Let's say I have a dataset of 100 * 8 images. In a non-distributed scenario, I set the batch size to 8, so each epoch will do 100 gradient steps.

Now I am in a multi-node multi-gpu scenario, with 2 nodes and 4 GPUs (so world size is 8).
I understand that I need to pass batches of 8 / 8 = 1, because each update will aggregate the gradients from the 8 GPUs. In each worker, the data loader will load still 100 batches, but each of 1 sample. So the whole dataset is parsed exactly once per epoch.
I checked and everything seems like that.

But what about the learning rate? According to the official doc

When a model is trained on M nodes with batch=N, the gradient will be M times smaller when compared to the same model trained on a single node with batch=M*N if the loss is summed (NOT averaged as usual) across instances in a batch (because the gradients between different nodes are averaged). [...] But in most cases, you can just treat a DistributedDataParallel wrapped model, a DataParallel wrapped model and an ordinary model on a single GPU as the same (E.g. using the same learning rate for equivalent batch size).

I understand that the gradients are averaged, so if the loss is averaged over samples nothing changes, while if it is summer we need to account for that. But does 'nodes' refer to the total number of GPUs across all cluster nodes (world size) or just cluster nodes? In my example, would M be 2 or 8? Some posts in the threads I linked say that the gradient is divided 'by the number of GPUs'. How exactly is the gradient aggregated?


Solution

  • Please refer to the following discussion:

    https://github.com/PyTorchLightning/pytorch-lightning/discussions/3706

    "As far as I know, learning rate is scaled with the batch size so that the sample variance of the gradients is kept approx. constant.

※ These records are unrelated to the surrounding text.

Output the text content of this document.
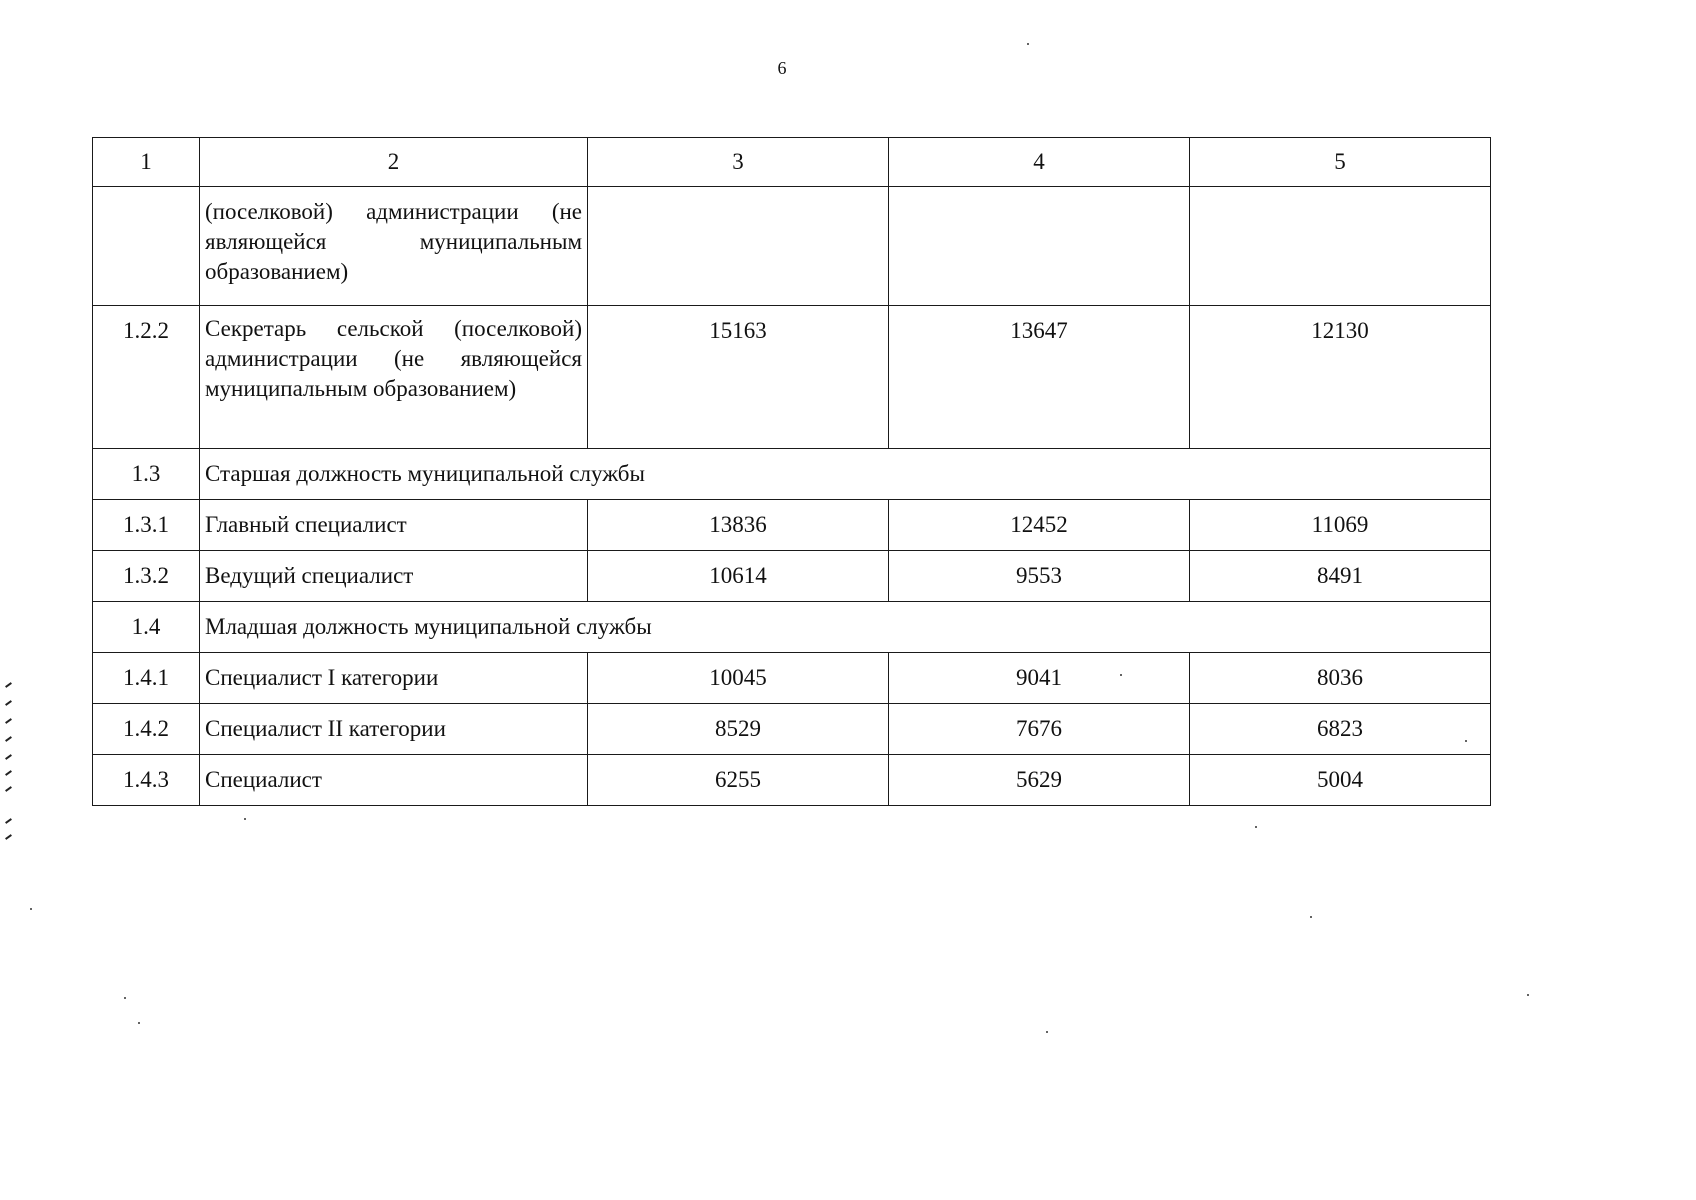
6
1	2	3	4	5
	(поселковой) администрации (не являющейся муниципальным образованием)			
1.2.2	Секретарь сельской (поселковой) администрации (не являющейся муниципальным образованием)	15163	13647	12130
1.3	Старшая должность муниципальной службы			
1.3.1	Главный специалист	13836	12452	11069
1.3.2	Ведущий специалист	10614	9553	8491
1.4	Младшая должность муниципальной службы			
1.4.1	Специалист I категории	10045	9041	8036
1.4.2	Специалист II категории	8529	7676	6823
1.4.3	Специалист	6255	5629	5004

    Since DDP averages the gradients from all the devices, I think the LR should be scaled in proportion to the effective batch size, namely, batch_size * num_accumulated_batches * num_gpus * num_nodes

    In this case, assuming batch_size=512, num_accumulated_batches=1, num_gpus=2 and num_noeds=1 the effective batch size is 1024, thus the LR should be scaled by sqrt(2), compared to a single gpus with effective batch size 512."